The U.S. and its allies say the intent of the sanctions is to exert political pressure on Iran, rather than simply to cripple its economy. Clinton testified before Congress yesterday that “sanctions are working. They are producing the kind of pressure we had hoped for.”
“We believe from all of our reporting and sourcing that the sanctions are having an impact inside Iran,” she told a House appropriations panel. “We know there is a debate going on inside Iran among various power centers.”
Military Options
Military options are also part of the Obama administration’s choices for dealing with Iran, Air Force Chief of Staff Norton Schwartz told reporters yesterday in Washington.
The UN Security Council has imposed four rounds of sanctions on Iran since 2006, while the U.S. and the European Union have leveled dozens of their own sanctions on Iranian entities including banks, engineering conglomerates, shipping companies, ports operators, energy companies and individuals to punish links to illicit missile and nuclear activities and to pressure Iran’s leaders to abandon disputed aspects of the country’s nuclear program.
After years of on-again, off-again talks between Iran and the five permanent members of the United Nations Security Council -- the U.S., France, Britain, China, Russia -- plus Germany, Iran sent a letter earlier this month saying it was ready to return to negotiations over its nuclear program. U.S. and European officials have credited economic pressure as the impetus.
‘Test the Sincerity’
The international community will need to “test the sincerity” of Iran’s offer to negotiate, Clinton said yesterday.

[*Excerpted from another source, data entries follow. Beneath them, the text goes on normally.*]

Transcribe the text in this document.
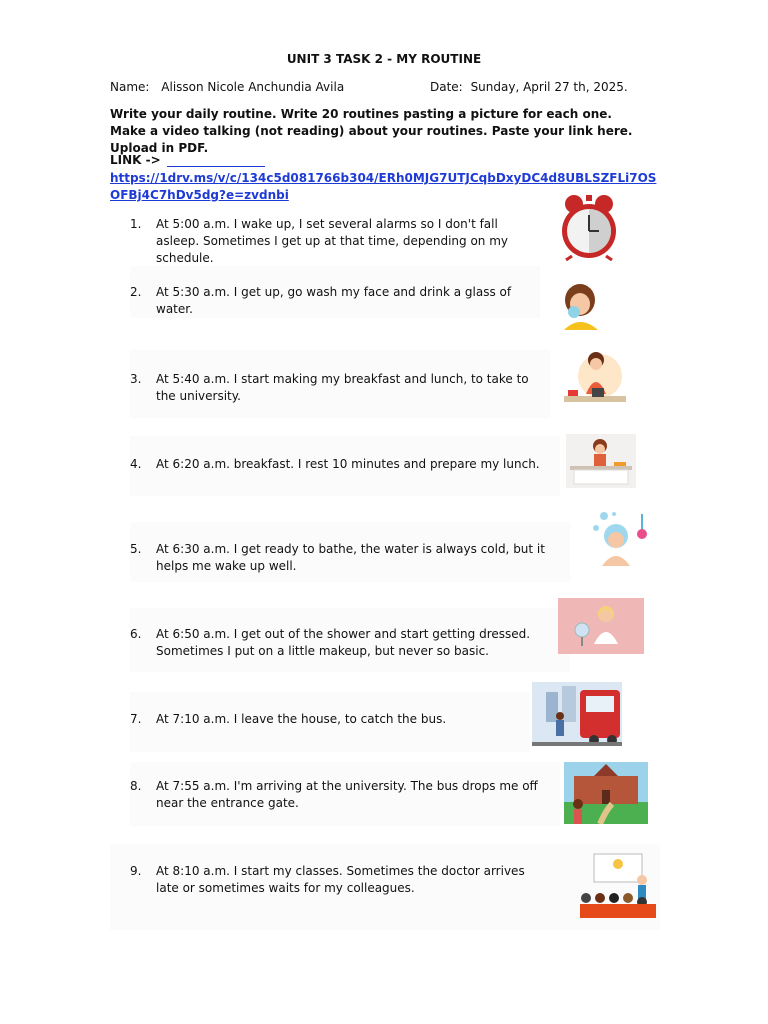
UNIT 3 TASK 2 - MY ROUTINE
Name: Alisson Nicole Anchundia Avila	Date: Sunday, April 27 th, 2025.
Write your daily routine. Write 20 routines pasting a picture for each one. Make a video talking (not reading) about your routines. Paste your link here. Upload in PDF.
LINK ->
https://1drv.ms/v/c/134c5d081766b304/ERh0MJG7UTJCqbDxyDC4d8UBLSZFLi7OSOFBj4C7hDv5dg?e=zvdnbi
1.	At 5:00 a.m. I wake up, I set several alarms so I don't fall asleep. Sometimes I get up at that time, depending on my schedule.
2.	At 5:30 a.m. I get up, go wash my face and drink a glass of water.
3.	At 5:40 a.m. I start making my breakfast and lunch, to take to the university.
4.	At 6:20 a.m. breakfast. I rest 10 minutes and prepare my lunch.
5.	At 6:30 a.m. I get ready to bathe, the water is always cold, but it helps me wake up well.
6.	At 6:50 a.m. I get out of the shower and start getting dressed. Sometimes I put on a little makeup, but never so basic.
7.	At 7:10 a.m. I leave the house, to catch the bus.
8.	At 7:55 a.m. I'm arriving at the university. The bus drops me off near the entrance gate.
9.	At 8:10 a.m. I start my classes. Sometimes the doctor arrives late or sometimes waits for my colleagues.
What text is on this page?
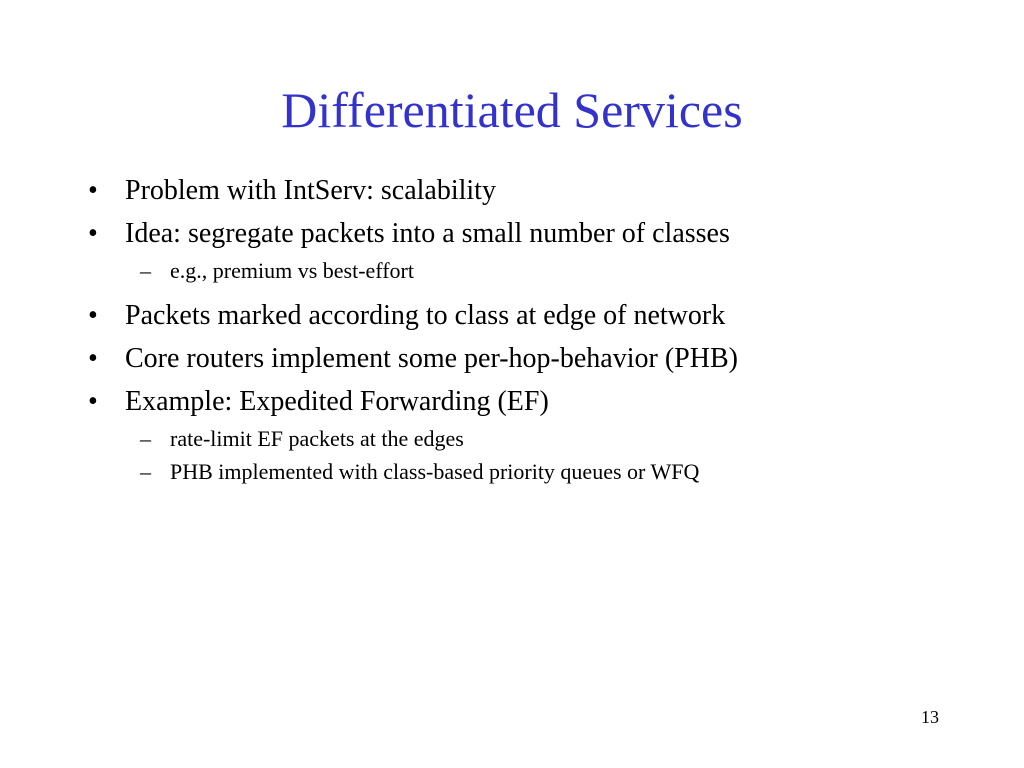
Differentiated Services
• Problem with IntServ: scalability
• Idea: segregate packets into a small number of classes
– e.g., premium vs best-effort
• Packets marked according to class at edge of network
• Core routers implement some per-hop-behavior (PHB)
• Example: Expedited Forwarding (EF)
– rate-limit EF packets at the edges
– PHB implemented with class-based priority queues or WFQ
13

Mark Dubowitz, executive director of the Foundation for the Defense of Democracies, a Washington research institute, said the individual sanctions amount to a “comprehensive, mutually reinforcing” strategy designed to cut off Iranian access to hard currency, fuel a hyperinflationary environment in Iran and render the Iranian currency worthless.
The net effect “will be to make it increasingly difficult for the Iranian regime to manage the economic crisis that it has imposed on its own people,” forcing it to make concessions, Dubowitz said in an interview.